Юля пробралась вниз через Черный Выход, пугливо озираясь, – ветхая лестница таила множество неприятных неожиданностей, среди выщербленных ступеней и облупившихся нечистых стен могли самозарождаться и падать на головы разные животные и насекомые. Вышла в бедный больничный дворик, ощетинившийся пока голыми шиповниковыми кустами, нетерпеливо выцарапала из кармана джинсов пачку сигарет и жадно затянулась.

«Бросишь тут курить, – досадливо подумала она, стряхивая на землю нежный пушистый пепел, – то глупый ежик, то за подотчетных матерей огребла, а день еще только начался… пункцию ребенку в восьмой… Мамаеву из реанимации сегодня должны… Выписки к понедельнику… Кофе хочу. После обхода сбегать в бухгалтерию, выпросить чашечку. Где Ванька-то? Никак проект заявления об увольнении составляет… Зоя, наверное, уцепила. Рассказывает ему в двадцатый раз историю трубы и крана. Все, так нельзя. Надо настроиться на позитив. Генерировать в себе хорошие мысли, жизнеутверждающие. На улице весна. Почти тепло. У меня новые красивые туфли. Почти удобные. Скоро листочки-лепесточки повылезут. Почти скоро. Лопнут почки. Шиповник зацветет, прекрасно… У вас не больные почки? Очень-очень жаль, потому что вот медвежьи ушки великолепно помогают от больных почек… Так, это не работает…»

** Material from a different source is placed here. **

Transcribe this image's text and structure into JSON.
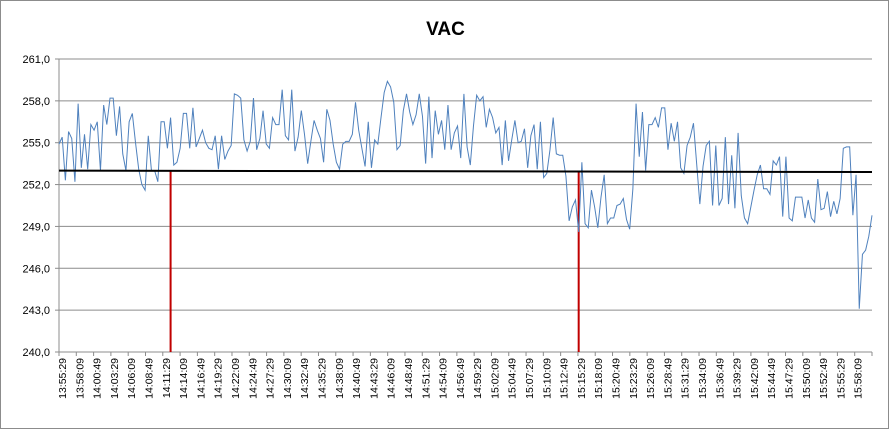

Юлина несложная жизнь – детская пирамидка с чередующимися разноцветными кольцами, деревянными шарами и разрисованными головами зайчиков – через сутки окажется неопрятной грудой исковерканных деталек, руинами и пепелищем. Как после взрыва.

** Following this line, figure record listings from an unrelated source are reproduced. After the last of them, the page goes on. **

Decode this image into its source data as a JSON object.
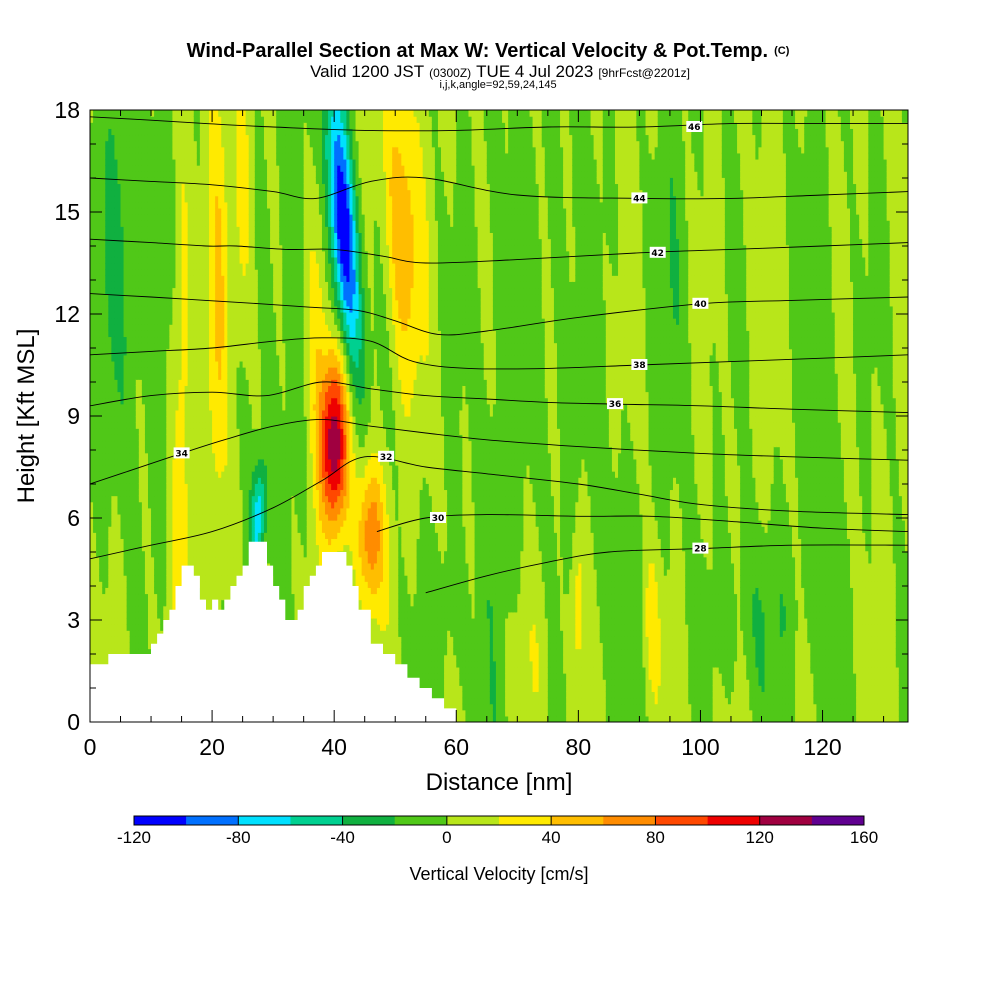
{
  "chart_data": {
    "type": "heatmap",
    "title": "Wind-Parallel Section at Max W: Vertical Velocity & Pot.Temp.",
    "title_mark": "(C)",
    "subtitle": {
      "valid": "Valid 1200 JST",
      "utc": "(0300Z)",
      "date": "TUE 4 Jul 2023",
      "forecast": "[9hrFcst@2201z]"
    },
    "params": "i,j,k,angle=92,59,24,145",
    "xlabel": "Distance [nm]",
    "ylabel": "Height [Kft MSL]",
    "xlim": [
      0,
      134
    ],
    "ylim": [
      0,
      18
    ],
    "xticks": [
      0,
      20,
      40,
      60,
      80,
      100,
      120
    ],
    "yticks": [
      0,
      3,
      6,
      9,
      12,
      15,
      18
    ],
    "colorbar": {
      "label": "Vertical Velocity [cm/s]",
      "ticks": [
        -120,
        -80,
        -40,
        0,
        40,
        80,
        120,
        160
      ],
      "min": -120,
      "max": 160,
      "step": 20,
      "colors": [
        "#0000ff",
        "#0070ff",
        "#00e0ff",
        "#00d090",
        "#10b040",
        "#50c818",
        "#b8e61a",
        "#ffea00",
        "#ffbe00",
        "#ff8c00",
        "#ff4800",
        "#ee0000",
        "#a00040",
        "#600090"
      ]
    },
    "w_features": [
      {
        "x": 41.5,
        "z": 14.5,
        "amp": -130,
        "sx": 1.6,
        "sz": 3.0,
        "tilt": -0.4
      },
      {
        "x": 27.5,
        "z": 6.0,
        "amp": -75,
        "sx": 1.0,
        "sz": 1.2,
        "tilt": 0.3
      },
      {
        "x": 40.0,
        "z": 8.2,
        "amp": 135,
        "sx": 1.6,
        "sz": 1.8,
        "tilt": 0
      },
      {
        "x": 46.0,
        "z": 5.5,
        "amp": 75,
        "sx": 1.6,
        "sz": 1.5,
        "tilt": 0
      },
      {
        "x": 51.0,
        "z": 14.5,
        "amp": 55,
        "sx": 2.0,
        "sz": 3.0,
        "tilt": -0.2
      },
      {
        "x": 15.0,
        "z": 10.0,
        "amp": 35,
        "sx": 1.2,
        "sz": 6.0,
        "tilt": 0
      },
      {
        "x": 21.0,
        "z": 12.0,
        "amp": 32,
        "sx": 1.2,
        "sz": 5.0,
        "tilt": 0
      },
      {
        "x": 25.0,
        "z": 15.0,
        "amp": 30,
        "sx": 1.2,
        "sz": 3.0,
        "tilt": 0
      },
      {
        "x": 37.0,
        "z": 12.0,
        "amp": 40,
        "sx": 1.5,
        "sz": 3.5,
        "tilt": 0
      },
      {
        "x": 80.0,
        "z": 3.5,
        "amp": 35,
        "sx": 0.8,
        "sz": 1.8,
        "tilt": 0
      },
      {
        "x": 92.0,
        "z": 3.0,
        "amp": 28,
        "sx": 1.0,
        "sz": 1.5,
        "tilt": 0
      },
      {
        "x": 6.0,
        "z": 13.5,
        "amp": -22,
        "sx": 5.0,
        "sz": 5.0,
        "tilt": 0
      },
      {
        "x": 33.0,
        "z": 13.0,
        "amp": -22,
        "sx": 2.5,
        "sz": 5.0,
        "tilt": 0
      },
      {
        "x": 67.0,
        "z": 8.0,
        "amp": -16,
        "sx": 3.0,
        "sz": 9.0,
        "tilt": 0
      },
      {
        "x": 78.0,
        "z": 12.0,
        "amp": -14,
        "sx": 3.0,
        "sz": 6.0,
        "tilt": 0
      },
      {
        "x": 96.0,
        "z": 13.0,
        "amp": -14,
        "sx": 3.0,
        "sz": 5.0,
        "tilt": 0
      },
      {
        "x": 110.0,
        "z": 3.0,
        "amp": -18,
        "sx": 6.0,
        "sz": 2.0,
        "tilt": 0
      },
      {
        "x": 120.0,
        "z": 11.0,
        "amp": -12,
        "sx": 3.0,
        "sz": 6.0,
        "tilt": 0
      },
      {
        "x": 58.0,
        "z": 3.0,
        "amp": -15,
        "sx": 3.0,
        "sz": 2.0,
        "tilt": 0
      },
      {
        "x": 86.0,
        "z": 4.0,
        "amp": -16,
        "sx": 3.0,
        "sz": 3.0,
        "tilt": 0
      },
      {
        "x": 72.0,
        "z": 2.0,
        "amp": 10,
        "sx": 4.0,
        "sz": 2.0,
        "tilt": 0
      }
    ],
    "theta_contours": [
      {
        "level": 28,
        "label": "28",
        "points": [
          [
            55,
            3.8
          ],
          [
            65,
            4.3
          ],
          [
            75,
            4.7
          ],
          [
            85,
            5.0
          ],
          [
            100,
            5.1
          ],
          [
            115,
            5.2
          ],
          [
            134,
            5.2
          ]
        ],
        "label_at": [
          100,
          5.1
        ]
      },
      {
        "level": 30,
        "label": "30",
        "points": [
          [
            47,
            5.6
          ],
          [
            55,
            6.0
          ],
          [
            65,
            6.1
          ],
          [
            80,
            6.05
          ],
          [
            92,
            6.05
          ],
          [
            105,
            5.9
          ],
          [
            120,
            5.7
          ],
          [
            134,
            5.6
          ]
        ],
        "label_at": [
          57,
          6.0
        ]
      },
      {
        "level": 32,
        "label": "32",
        "points": [
          [
            0,
            4.8
          ],
          [
            10,
            5.2
          ],
          [
            20,
            5.6
          ],
          [
            30,
            6.3
          ],
          [
            38,
            7.1
          ],
          [
            45,
            7.8
          ],
          [
            55,
            7.5
          ],
          [
            65,
            7.3
          ],
          [
            80,
            7.0
          ],
          [
            90,
            6.7
          ],
          [
            100,
            6.4
          ],
          [
            115,
            6.2
          ],
          [
            134,
            6.1
          ]
        ],
        "label_at": [
          48.5,
          7.8
        ]
      },
      {
        "level": 34,
        "label": "34",
        "points": [
          [
            0,
            7.0
          ],
          [
            10,
            7.6
          ],
          [
            15,
            7.9
          ],
          [
            22,
            8.3
          ],
          [
            30,
            8.7
          ],
          [
            38,
            8.9
          ],
          [
            46,
            8.7
          ],
          [
            55,
            8.5
          ],
          [
            65,
            8.3
          ],
          [
            80,
            8.1
          ],
          [
            100,
            7.9
          ],
          [
            115,
            7.8
          ],
          [
            134,
            7.7
          ]
        ],
        "label_at": [
          15,
          7.9
        ]
      },
      {
        "level": 36,
        "label": "36",
        "points": [
          [
            0,
            9.3
          ],
          [
            10,
            9.6
          ],
          [
            20,
            9.7
          ],
          [
            29,
            9.6
          ],
          [
            38,
            10.0
          ],
          [
            46,
            9.8
          ],
          [
            55,
            9.6
          ],
          [
            65,
            9.5
          ],
          [
            75,
            9.4
          ],
          [
            86,
            9.35
          ],
          [
            100,
            9.3
          ],
          [
            115,
            9.2
          ],
          [
            134,
            9.1
          ]
        ],
        "label_at": [
          86,
          9.35
        ]
      },
      {
        "level": 38,
        "label": "38",
        "points": [
          [
            0,
            10.8
          ],
          [
            10,
            10.9
          ],
          [
            20,
            11.0
          ],
          [
            30,
            11.2
          ],
          [
            38,
            11.3
          ],
          [
            46,
            11.2
          ],
          [
            53,
            10.6
          ],
          [
            62,
            10.4
          ],
          [
            75,
            10.4
          ],
          [
            90,
            10.5
          ],
          [
            105,
            10.6
          ],
          [
            120,
            10.7
          ],
          [
            134,
            10.8
          ]
        ],
        "label_at": [
          90,
          10.5
        ]
      },
      {
        "level": 40,
        "label": "40",
        "points": [
          [
            0,
            12.6
          ],
          [
            10,
            12.5
          ],
          [
            19,
            12.4
          ],
          [
            28,
            12.3
          ],
          [
            36,
            12.2
          ],
          [
            44,
            12.1
          ],
          [
            50,
            11.8
          ],
          [
            57,
            11.4
          ],
          [
            65,
            11.5
          ],
          [
            80,
            11.9
          ],
          [
            100,
            12.3
          ],
          [
            115,
            12.4
          ],
          [
            134,
            12.5
          ]
        ],
        "label_at": [
          100,
          12.3
        ]
      },
      {
        "level": 42,
        "label": "42",
        "points": [
          [
            0,
            14.2
          ],
          [
            10,
            14.1
          ],
          [
            19,
            14.0
          ],
          [
            24,
            14.0
          ],
          [
            32,
            13.9
          ],
          [
            40,
            13.9
          ],
          [
            48,
            13.7
          ],
          [
            55,
            13.5
          ],
          [
            70,
            13.6
          ],
          [
            90,
            13.8
          ],
          [
            105,
            13.9
          ],
          [
            120,
            14.0
          ],
          [
            134,
            14.1
          ]
        ],
        "label_at": [
          93,
          13.8
        ]
      },
      {
        "level": 44,
        "label": "44",
        "points": [
          [
            0,
            16.0
          ],
          [
            10,
            15.9
          ],
          [
            20,
            15.8
          ],
          [
            30,
            15.6
          ],
          [
            37,
            15.4
          ],
          [
            46,
            15.9
          ],
          [
            55,
            16.0
          ],
          [
            70,
            15.5
          ],
          [
            90,
            15.4
          ],
          [
            105,
            15.4
          ],
          [
            120,
            15.5
          ],
          [
            134,
            15.6
          ]
        ],
        "label_at": [
          90,
          15.4
        ]
      },
      {
        "level": 46,
        "label": "46",
        "points": [
          [
            0,
            17.8
          ],
          [
            10,
            17.7
          ],
          [
            19,
            17.6
          ],
          [
            30,
            17.5
          ],
          [
            45,
            17.4
          ],
          [
            60,
            17.4
          ],
          [
            75,
            17.5
          ],
          [
            90,
            17.5
          ],
          [
            105,
            17.6
          ],
          [
            120,
            17.6
          ],
          [
            134,
            17.6
          ]
        ],
        "label_at": [
          99,
          17.5
        ]
      }
    ],
    "terrain": [
      [
        0,
        1.7
      ],
      [
        3,
        1.7
      ],
      [
        3,
        2.0
      ],
      [
        10,
        2.0
      ],
      [
        10,
        2.3
      ],
      [
        11,
        2.3
      ],
      [
        11,
        2.6
      ],
      [
        12,
        2.6
      ],
      [
        12,
        3.0
      ],
      [
        13,
        3.0
      ],
      [
        13,
        3.3
      ],
      [
        14,
        3.3
      ],
      [
        14,
        4.0
      ],
      [
        15,
        4.0
      ],
      [
        15,
        4.6
      ],
      [
        17,
        4.6
      ],
      [
        17,
        4.3
      ],
      [
        18,
        4.3
      ],
      [
        18,
        3.6
      ],
      [
        19,
        3.6
      ],
      [
        19,
        3.3
      ],
      [
        20,
        3.3
      ],
      [
        20,
        3.6
      ],
      [
        21,
        3.6
      ],
      [
        21,
        3.3
      ],
      [
        22,
        3.3
      ],
      [
        22,
        3.6
      ],
      [
        23,
        3.6
      ],
      [
        23,
        4.0
      ],
      [
        24,
        4.0
      ],
      [
        24,
        4.3
      ],
      [
        25,
        4.3
      ],
      [
        25,
        4.6
      ],
      [
        26,
        4.6
      ],
      [
        26,
        5.3
      ],
      [
        29,
        5.3
      ],
      [
        29,
        4.6
      ],
      [
        30,
        4.6
      ],
      [
        30,
        4.0
      ],
      [
        31,
        4.0
      ],
      [
        31,
        3.6
      ],
      [
        32,
        3.6
      ],
      [
        32,
        3.0
      ],
      [
        34,
        3.0
      ],
      [
        34,
        3.3
      ],
      [
        35,
        3.3
      ],
      [
        35,
        4.0
      ],
      [
        36,
        4.0
      ],
      [
        36,
        4.3
      ],
      [
        37,
        4.3
      ],
      [
        37,
        4.6
      ],
      [
        38,
        4.6
      ],
      [
        38,
        5.0
      ],
      [
        42,
        5.0
      ],
      [
        42,
        4.6
      ],
      [
        43,
        4.6
      ],
      [
        43,
        4.0
      ],
      [
        44,
        4.0
      ],
      [
        44,
        3.3
      ],
      [
        46,
        3.3
      ],
      [
        46,
        2.3
      ],
      [
        48,
        2.3
      ],
      [
        48,
        2.0
      ],
      [
        50,
        2.0
      ],
      [
        50,
        1.7
      ],
      [
        52,
        1.7
      ],
      [
        52,
        1.3
      ],
      [
        54,
        1.3
      ],
      [
        54,
        1.0
      ],
      [
        56,
        1.0
      ],
      [
        56,
        0.7
      ],
      [
        58,
        0.7
      ],
      [
        58,
        0.4
      ],
      [
        60,
        0.4
      ],
      [
        60,
        0
      ],
      [
        0,
        0
      ]
    ]
  }
}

И что было шаром, что кольцом, что забавной звериной мордочкой – не разобрать, не отыскать даже вертикальной оси на подставке, остается только ногой хорошенько затушить тлеющий уголек, ну что, все уже потухло? – вроде бы все.

«Как я вообще оказалась с этим человеком? Мальчики, которые нравились мне в школе, не травили дурацких анекдотов, не танцевали на школьных смешных дискотеках, сидели на низких спортивных скамейках, разговаривая о своем. Они не писали записок, не назначали свиданий, просто смотрели, не отводили глаз. Они пели под гитару песни Егора Летова, Визбора и Высоцкого, иногда свои, скрывая это: „Один товарищ сочинил…“ Мужчины, которые нравятся мне, болезненно застенчивы, плохо умеют проявлять свои чувства, никогда не говорят о любви, если только строчками из стихов, часто не к месту… иногда строчками своих стихов, скрывая это… работу они любят больше, чем женщин…»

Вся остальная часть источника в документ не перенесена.